In mid-March, the Secretary of the Department of Education (DOE) announced the findings of a study on computing in education. The study's data was to be published on the web in concert with the announcement, in order to take advantage of the news cycle.
The department wanted to allow site visitors to comment on the data, so they needed a platform that could manage and incorporate user feedback. As important, they needed a web architecture that could scale quickly in response to traffic spikes. Achieve Internet was brought in three weeks before the proposed release date to take on this considerable challenge, and we were able to deliver an effective Drupal solution.
For reasons unrelated to Drupal or Achieve, the DOE ultimately published the data themselves, albeit late and with limited interactive functionality. Nevertheless, the development Achieve was contracted to do on the project is noteworthy, particularly in terms of scaling Drupal in the cloud.
To handle the anticipated traffic fluctuations and adhere to performance requirements, Achieve deployed and configured Amazon EC2 servers using Rightscale’s cloud management platform, employed ai-Cache’s high-powered caching mechanism, and wrote several custom Drupal modules.
Here's how we—with a lot of help from our Drupal community friends—did it.
Drupal Amazon Machine Instance (AMI) Configuration
Since the Drupal site would sit in the Amazon cloud, we needed to configure the cloud servers by writing a custom Amazon Machine Image (AMI) that could house all our applications, data, and libraries. Luckily, we didn't have to start from scratch. ChapterThree developed an AMI in their Pantheon/Mercury project for Drupal that includes many of the usual Drupal stack suspects: Apache HTTP Server, MySQL, PHP, and Apache Solr. In the Mercury configuration, settings are already optimized for Drupal (e.g. Apache's .htaccess and httpd.conf).
We used Mercury as our starting point and modified it by removing the Varnish install and adding ai-Cache, a heavy-duty caching platform. With a few other tweaks, this new AMI was lean yet flexible enough to handle the various site tasks.
Rightscale Cloud Management
Next we turned to the Rightscale cloud management platform. One of the features of Rightscale is the ability to write Rightscripts, which can execute on new AMIs in the cloud and ensure appropriate configuration. For example, if a database server hits its trigger level (which you can set), a new AMI is spawned in the cloud and the db-server Rightscript runs. In this case, the script would start the database server, but would not start the web server, in order to save system memory for the machine's primary purpose. If a web server trigger is reached, a different script is run in the new AMI in order to start Apache and ai-Cache.
Using a base AMI with Rightscripts is analogous, in OOP, to instantiating an object and passing it some parameters to initialize its state.
Some dynamic instance configuration can be done using Amazon's “user-defined instance data,” but RightScale offers much more flexibility in terms of the scripts and monitoring servers. The scripts also enable you to tune the AMI, by allocating memory in specific ways and running cron jobs to perform tasks such as purging log files.

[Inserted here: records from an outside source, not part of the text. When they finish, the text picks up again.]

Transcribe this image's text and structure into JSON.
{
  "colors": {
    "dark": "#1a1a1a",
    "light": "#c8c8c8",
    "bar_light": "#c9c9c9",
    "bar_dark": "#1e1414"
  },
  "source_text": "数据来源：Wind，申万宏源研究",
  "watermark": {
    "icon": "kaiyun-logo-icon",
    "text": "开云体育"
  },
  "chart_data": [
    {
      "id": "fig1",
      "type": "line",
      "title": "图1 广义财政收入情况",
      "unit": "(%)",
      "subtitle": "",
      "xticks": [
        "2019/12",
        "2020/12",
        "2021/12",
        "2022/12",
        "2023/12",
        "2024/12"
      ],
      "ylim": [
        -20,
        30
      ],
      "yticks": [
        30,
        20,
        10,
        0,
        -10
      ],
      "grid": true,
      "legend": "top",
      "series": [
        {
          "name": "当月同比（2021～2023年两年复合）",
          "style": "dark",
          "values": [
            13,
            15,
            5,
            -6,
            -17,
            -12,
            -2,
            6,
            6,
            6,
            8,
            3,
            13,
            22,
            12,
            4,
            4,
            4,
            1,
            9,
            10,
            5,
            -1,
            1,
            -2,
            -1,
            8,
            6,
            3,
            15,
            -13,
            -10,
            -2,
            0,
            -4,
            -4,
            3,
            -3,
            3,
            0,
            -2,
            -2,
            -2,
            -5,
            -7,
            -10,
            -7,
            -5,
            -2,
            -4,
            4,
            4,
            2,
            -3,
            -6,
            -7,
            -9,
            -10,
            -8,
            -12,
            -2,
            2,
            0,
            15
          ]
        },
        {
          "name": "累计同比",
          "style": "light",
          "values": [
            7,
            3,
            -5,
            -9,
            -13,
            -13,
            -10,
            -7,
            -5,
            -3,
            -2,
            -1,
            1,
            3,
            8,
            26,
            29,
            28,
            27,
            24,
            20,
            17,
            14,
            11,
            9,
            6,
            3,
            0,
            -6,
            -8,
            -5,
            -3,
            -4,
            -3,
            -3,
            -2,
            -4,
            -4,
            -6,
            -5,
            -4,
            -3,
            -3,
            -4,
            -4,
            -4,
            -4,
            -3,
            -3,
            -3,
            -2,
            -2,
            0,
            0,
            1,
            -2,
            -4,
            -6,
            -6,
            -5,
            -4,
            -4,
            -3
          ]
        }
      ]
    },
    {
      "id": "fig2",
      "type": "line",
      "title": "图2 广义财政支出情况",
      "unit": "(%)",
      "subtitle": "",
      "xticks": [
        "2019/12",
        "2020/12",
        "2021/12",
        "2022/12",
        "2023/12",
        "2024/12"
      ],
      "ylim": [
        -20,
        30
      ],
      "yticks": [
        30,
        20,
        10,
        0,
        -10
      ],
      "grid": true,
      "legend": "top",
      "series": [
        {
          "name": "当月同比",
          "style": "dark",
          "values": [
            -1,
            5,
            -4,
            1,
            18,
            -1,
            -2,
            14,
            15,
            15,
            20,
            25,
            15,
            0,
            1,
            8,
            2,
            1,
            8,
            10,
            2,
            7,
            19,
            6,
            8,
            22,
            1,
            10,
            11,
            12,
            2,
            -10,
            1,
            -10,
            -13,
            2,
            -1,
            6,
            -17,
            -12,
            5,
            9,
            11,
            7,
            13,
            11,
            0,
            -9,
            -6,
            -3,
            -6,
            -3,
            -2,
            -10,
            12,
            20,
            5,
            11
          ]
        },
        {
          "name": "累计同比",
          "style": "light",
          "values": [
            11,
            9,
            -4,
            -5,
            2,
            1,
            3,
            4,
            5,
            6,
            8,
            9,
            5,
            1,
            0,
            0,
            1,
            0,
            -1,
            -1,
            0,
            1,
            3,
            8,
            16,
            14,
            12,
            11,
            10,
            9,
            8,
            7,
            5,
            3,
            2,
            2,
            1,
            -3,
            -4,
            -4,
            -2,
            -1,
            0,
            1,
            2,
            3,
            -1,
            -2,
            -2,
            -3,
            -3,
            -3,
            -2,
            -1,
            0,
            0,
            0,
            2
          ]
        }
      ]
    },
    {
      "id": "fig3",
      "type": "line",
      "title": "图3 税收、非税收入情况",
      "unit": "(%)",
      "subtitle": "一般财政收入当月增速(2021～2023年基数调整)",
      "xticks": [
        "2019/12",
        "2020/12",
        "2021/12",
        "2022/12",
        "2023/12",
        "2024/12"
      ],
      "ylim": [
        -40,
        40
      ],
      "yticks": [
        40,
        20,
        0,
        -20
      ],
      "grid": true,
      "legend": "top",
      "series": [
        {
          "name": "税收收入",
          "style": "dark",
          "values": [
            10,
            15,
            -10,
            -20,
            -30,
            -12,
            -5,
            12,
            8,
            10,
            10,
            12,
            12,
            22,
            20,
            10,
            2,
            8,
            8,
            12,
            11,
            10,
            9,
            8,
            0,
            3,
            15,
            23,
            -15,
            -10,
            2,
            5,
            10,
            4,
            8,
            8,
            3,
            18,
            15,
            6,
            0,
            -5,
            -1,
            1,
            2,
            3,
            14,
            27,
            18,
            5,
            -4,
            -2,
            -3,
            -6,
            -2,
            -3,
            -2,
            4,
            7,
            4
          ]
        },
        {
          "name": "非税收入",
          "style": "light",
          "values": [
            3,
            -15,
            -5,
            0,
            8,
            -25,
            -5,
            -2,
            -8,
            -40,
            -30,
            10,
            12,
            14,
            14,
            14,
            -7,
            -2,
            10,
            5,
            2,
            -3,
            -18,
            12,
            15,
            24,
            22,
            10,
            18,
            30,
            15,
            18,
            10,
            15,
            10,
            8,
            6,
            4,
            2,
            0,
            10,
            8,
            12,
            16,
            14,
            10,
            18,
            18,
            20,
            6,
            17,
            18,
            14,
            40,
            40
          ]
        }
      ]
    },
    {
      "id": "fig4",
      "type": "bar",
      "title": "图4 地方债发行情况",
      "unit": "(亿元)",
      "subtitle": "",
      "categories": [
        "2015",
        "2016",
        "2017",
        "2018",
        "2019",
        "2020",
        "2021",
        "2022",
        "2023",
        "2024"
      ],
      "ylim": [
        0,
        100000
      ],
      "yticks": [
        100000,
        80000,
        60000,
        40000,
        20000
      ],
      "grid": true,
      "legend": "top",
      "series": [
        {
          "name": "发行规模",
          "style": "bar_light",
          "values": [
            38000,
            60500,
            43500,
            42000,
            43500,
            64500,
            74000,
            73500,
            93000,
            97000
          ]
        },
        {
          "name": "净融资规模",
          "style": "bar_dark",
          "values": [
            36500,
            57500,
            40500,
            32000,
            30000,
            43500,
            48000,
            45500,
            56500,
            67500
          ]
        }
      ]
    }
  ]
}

Drupal Customization for Heavy-Duty Caching
As with any sizable site, caching was a requirement and it posed significant challenges. As mentioned, the Achieve team used ai-Cache, a high-powered product that can serve over 250,000 requests per second. In order to take advantage of that capability, we needed to design the Drupal site carefully and also create an interface that would tell ai-Cache which content to store and when to refresh it.
On the Drupal side, most of the pages were fairly straightforward: Title, Body, Comments. In most cases, as much as 75% of the page could be cached in a standard fashion. What we ended up doing was splitting the pages in Drupal so the parts of the page that were specific to user roles remained independent entities. For the most part, the non-cached section was the part of the page that allowed certain users to post comments.
Then, the Achieve team wrote two custom modules that could communicate dynamically with the caching software. The first module, ai-Cache, sends refresh orders after common user events such as form submission. The other module, ai-Cache-comment, stores expired page keys in an array and can respond to user comment events by ordering ai-Cache to request a refresh.
Luckily, considering the compressed timeframe, minimal theme adjustments were required. We made sure that the DOE's data, not fancy bells and whistles, remained the focal point of the site.
A Successful Drupal Cloud
The Achieve team completed the project in the alotted three weeks. It certainly wouldn't have been possible without our partners ai-Cache and Rightscale, and we benefited from standing on the shoulders of giants: ChapterThree for the Mercury AMI, and the wider Drupal community for all their various contributions.
Given the time crunch, our custom modules aren't quite ready for community release, but we plan to get them out so others working on large sites can take advantage of ai-Cache.
Although it was extremely challenging, it was fun to work on such a compressed timeframe. Unfortunately, our site wasn't published, but the work the Achieve team did will certainly be useful in future projects. Additionally, it's great to see that Drupal sites can get up quickly and scale and perform in the cloud.